La gestionnaire est convaincue que la relance du bâtiment historique ouvrira la voie à une ambitieuse transformation de l’ensemble du parc Jean-Drapeau. Josée Chiasson hume l’air du fleuve et pose son regard sur le pont Jacques-Cartier et sur l’édifice Molson, sur l’autre rive. « C’est un espace extraordinaire, ici. On est à une station de métro du centre-ville, mais on se trouve en pleine nature. »
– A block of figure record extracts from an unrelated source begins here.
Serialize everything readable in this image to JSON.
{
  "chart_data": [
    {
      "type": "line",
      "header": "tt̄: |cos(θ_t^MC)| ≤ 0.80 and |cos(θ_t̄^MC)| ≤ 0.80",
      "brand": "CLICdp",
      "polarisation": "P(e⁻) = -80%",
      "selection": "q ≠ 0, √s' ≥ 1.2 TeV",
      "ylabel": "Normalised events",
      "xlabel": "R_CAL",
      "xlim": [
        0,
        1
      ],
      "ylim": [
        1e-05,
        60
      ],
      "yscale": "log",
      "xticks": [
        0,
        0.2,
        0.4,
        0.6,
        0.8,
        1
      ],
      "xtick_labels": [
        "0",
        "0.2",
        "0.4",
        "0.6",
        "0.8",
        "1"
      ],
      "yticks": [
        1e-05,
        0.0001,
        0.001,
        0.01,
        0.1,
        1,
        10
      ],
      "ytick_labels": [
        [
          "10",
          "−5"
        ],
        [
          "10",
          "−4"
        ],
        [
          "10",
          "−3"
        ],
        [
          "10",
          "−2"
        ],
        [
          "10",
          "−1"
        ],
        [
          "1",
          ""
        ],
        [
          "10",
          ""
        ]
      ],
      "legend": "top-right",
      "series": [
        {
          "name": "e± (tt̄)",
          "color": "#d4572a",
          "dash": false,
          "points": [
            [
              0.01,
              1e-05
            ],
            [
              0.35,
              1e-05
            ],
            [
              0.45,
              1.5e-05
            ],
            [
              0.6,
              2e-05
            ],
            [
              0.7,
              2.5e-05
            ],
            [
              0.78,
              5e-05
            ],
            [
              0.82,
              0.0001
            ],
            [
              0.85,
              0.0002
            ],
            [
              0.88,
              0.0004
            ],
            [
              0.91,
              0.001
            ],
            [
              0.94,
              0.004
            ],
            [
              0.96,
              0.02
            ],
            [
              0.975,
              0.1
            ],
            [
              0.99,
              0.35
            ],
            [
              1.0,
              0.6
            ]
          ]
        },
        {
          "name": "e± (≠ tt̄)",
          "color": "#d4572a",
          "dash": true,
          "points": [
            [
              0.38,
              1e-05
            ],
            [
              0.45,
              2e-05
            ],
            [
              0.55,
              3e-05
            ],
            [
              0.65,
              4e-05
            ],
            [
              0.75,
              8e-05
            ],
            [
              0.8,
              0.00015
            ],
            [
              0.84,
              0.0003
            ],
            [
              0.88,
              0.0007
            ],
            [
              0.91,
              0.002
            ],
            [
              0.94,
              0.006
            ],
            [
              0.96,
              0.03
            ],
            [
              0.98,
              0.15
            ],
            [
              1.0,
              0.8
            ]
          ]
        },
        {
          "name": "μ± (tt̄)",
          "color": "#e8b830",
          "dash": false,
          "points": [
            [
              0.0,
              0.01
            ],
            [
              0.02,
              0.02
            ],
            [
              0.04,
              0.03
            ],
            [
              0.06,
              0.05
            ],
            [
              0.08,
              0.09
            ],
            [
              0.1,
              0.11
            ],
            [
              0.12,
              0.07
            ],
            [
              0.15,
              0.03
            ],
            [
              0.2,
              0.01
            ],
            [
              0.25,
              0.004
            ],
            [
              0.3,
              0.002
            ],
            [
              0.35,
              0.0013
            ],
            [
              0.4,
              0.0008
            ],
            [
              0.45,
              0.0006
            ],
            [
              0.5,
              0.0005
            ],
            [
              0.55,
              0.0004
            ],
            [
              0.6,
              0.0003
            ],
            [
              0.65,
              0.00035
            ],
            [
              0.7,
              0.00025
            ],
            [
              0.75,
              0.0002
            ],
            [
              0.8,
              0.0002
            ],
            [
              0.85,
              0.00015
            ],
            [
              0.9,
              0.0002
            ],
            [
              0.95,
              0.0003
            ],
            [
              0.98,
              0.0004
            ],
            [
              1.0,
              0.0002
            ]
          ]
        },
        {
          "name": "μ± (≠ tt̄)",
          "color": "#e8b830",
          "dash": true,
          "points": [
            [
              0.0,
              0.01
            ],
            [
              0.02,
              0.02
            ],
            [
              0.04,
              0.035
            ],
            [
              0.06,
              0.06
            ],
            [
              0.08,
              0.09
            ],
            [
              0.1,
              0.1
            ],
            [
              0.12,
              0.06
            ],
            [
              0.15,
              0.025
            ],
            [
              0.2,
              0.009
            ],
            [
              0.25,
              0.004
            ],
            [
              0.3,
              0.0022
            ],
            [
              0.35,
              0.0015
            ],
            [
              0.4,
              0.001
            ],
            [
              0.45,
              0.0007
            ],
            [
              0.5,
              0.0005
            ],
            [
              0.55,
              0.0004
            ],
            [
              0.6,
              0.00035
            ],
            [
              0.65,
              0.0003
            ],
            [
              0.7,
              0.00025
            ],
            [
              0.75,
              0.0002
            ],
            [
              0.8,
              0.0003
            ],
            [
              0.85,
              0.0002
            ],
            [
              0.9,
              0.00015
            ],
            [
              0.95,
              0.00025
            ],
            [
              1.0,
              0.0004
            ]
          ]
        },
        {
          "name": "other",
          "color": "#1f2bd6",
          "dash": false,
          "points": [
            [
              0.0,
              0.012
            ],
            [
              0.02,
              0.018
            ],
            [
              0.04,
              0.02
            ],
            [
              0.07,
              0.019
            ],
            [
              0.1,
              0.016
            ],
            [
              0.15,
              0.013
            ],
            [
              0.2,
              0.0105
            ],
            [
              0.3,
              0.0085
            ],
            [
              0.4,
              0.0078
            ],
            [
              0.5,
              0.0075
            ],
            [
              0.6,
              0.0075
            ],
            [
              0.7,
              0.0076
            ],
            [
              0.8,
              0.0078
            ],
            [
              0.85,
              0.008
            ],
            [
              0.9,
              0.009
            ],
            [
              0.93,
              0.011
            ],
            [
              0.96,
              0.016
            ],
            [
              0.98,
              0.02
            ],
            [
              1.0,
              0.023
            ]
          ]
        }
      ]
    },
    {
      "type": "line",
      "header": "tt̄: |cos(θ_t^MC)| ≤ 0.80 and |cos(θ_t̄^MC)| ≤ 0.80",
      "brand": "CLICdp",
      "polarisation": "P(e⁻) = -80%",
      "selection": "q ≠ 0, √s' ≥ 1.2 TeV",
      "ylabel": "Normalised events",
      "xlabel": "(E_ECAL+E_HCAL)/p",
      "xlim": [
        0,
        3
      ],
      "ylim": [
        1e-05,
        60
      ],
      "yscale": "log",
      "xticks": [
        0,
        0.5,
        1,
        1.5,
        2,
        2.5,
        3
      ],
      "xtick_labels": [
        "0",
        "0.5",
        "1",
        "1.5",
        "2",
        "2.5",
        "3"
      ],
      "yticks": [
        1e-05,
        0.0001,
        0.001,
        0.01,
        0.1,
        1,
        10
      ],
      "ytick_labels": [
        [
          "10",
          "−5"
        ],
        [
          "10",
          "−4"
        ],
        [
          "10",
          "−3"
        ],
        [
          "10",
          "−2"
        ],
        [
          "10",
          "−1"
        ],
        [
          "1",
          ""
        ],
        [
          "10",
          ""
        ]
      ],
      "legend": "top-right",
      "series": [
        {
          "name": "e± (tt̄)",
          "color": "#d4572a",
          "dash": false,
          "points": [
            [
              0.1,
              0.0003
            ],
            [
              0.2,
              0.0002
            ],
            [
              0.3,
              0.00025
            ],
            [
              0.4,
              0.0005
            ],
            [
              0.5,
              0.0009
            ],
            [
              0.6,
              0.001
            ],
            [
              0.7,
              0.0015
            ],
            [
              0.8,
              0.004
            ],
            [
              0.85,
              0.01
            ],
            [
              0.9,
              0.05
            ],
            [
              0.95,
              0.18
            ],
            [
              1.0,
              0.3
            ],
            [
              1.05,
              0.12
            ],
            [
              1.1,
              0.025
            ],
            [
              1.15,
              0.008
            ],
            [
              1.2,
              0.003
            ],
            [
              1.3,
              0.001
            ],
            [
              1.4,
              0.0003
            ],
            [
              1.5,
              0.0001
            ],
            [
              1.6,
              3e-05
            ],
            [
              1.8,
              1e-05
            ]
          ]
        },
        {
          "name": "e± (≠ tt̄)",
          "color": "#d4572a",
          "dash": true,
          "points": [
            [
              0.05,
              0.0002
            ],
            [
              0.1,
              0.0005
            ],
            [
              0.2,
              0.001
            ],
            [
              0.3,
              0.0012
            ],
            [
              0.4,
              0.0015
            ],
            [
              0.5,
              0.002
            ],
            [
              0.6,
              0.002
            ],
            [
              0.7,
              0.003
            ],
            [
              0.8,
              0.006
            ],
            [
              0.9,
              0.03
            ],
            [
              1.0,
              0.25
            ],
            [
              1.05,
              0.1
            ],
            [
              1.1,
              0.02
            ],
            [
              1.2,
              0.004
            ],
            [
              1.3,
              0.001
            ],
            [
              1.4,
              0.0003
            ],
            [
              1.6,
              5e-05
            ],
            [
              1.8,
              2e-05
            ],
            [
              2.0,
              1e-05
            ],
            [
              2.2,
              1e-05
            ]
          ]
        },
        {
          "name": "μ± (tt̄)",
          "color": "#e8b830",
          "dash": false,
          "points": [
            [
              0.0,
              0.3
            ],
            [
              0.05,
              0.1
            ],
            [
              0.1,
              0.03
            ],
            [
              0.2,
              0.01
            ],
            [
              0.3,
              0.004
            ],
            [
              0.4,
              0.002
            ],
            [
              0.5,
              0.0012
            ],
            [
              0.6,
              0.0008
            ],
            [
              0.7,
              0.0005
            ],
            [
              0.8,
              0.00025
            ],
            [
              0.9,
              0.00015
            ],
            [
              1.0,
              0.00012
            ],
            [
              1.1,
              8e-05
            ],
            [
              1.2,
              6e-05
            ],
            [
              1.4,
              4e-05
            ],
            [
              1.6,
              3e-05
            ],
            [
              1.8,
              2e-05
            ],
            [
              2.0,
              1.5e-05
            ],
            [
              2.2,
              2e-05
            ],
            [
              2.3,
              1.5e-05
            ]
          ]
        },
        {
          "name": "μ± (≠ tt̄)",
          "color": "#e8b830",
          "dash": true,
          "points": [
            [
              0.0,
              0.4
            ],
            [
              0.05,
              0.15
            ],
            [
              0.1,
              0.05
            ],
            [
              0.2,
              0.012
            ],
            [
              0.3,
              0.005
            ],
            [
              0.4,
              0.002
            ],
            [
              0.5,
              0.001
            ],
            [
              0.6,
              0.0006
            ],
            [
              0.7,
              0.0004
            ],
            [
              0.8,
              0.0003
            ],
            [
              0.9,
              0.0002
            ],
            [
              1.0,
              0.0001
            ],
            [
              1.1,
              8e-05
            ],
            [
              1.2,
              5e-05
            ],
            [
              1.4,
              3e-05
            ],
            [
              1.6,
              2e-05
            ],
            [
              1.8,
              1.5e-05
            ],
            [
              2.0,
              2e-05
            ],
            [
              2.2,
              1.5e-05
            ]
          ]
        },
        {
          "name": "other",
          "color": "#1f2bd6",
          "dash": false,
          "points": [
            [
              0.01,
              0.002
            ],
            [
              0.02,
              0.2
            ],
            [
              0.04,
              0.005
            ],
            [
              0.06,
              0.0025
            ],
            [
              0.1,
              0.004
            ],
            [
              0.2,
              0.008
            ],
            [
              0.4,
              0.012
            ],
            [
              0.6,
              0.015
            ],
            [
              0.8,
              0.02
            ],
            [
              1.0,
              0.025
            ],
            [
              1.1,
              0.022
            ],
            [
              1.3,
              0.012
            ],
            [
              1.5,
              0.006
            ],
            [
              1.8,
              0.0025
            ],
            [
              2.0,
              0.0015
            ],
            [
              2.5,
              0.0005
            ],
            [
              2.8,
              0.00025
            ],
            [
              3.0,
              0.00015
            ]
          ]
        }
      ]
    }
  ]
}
DES MILLIERS DE PIEDS CARRÉS D’ESPACE INOCCUPÉS
L’organisme Entremise rêve à l’occupation transitoire d’une série d’autres immeubles vacants, qui offrent des milliers de pieds carrés d’espace inoccupés. Parmi ceux-ci : l’ancien quartier général de l’Office national du film, près de l’autoroute Métropolitaine, l’Institut des sourdes-muettes, rue Saint-Denis, la Maison blanche du monastère des Ursulines de Trois-Rivières, le monastère des Ursulines de Québec, et le couvent des Soeurs des Saints Noms de Jésus et de Marie, à Longueuil.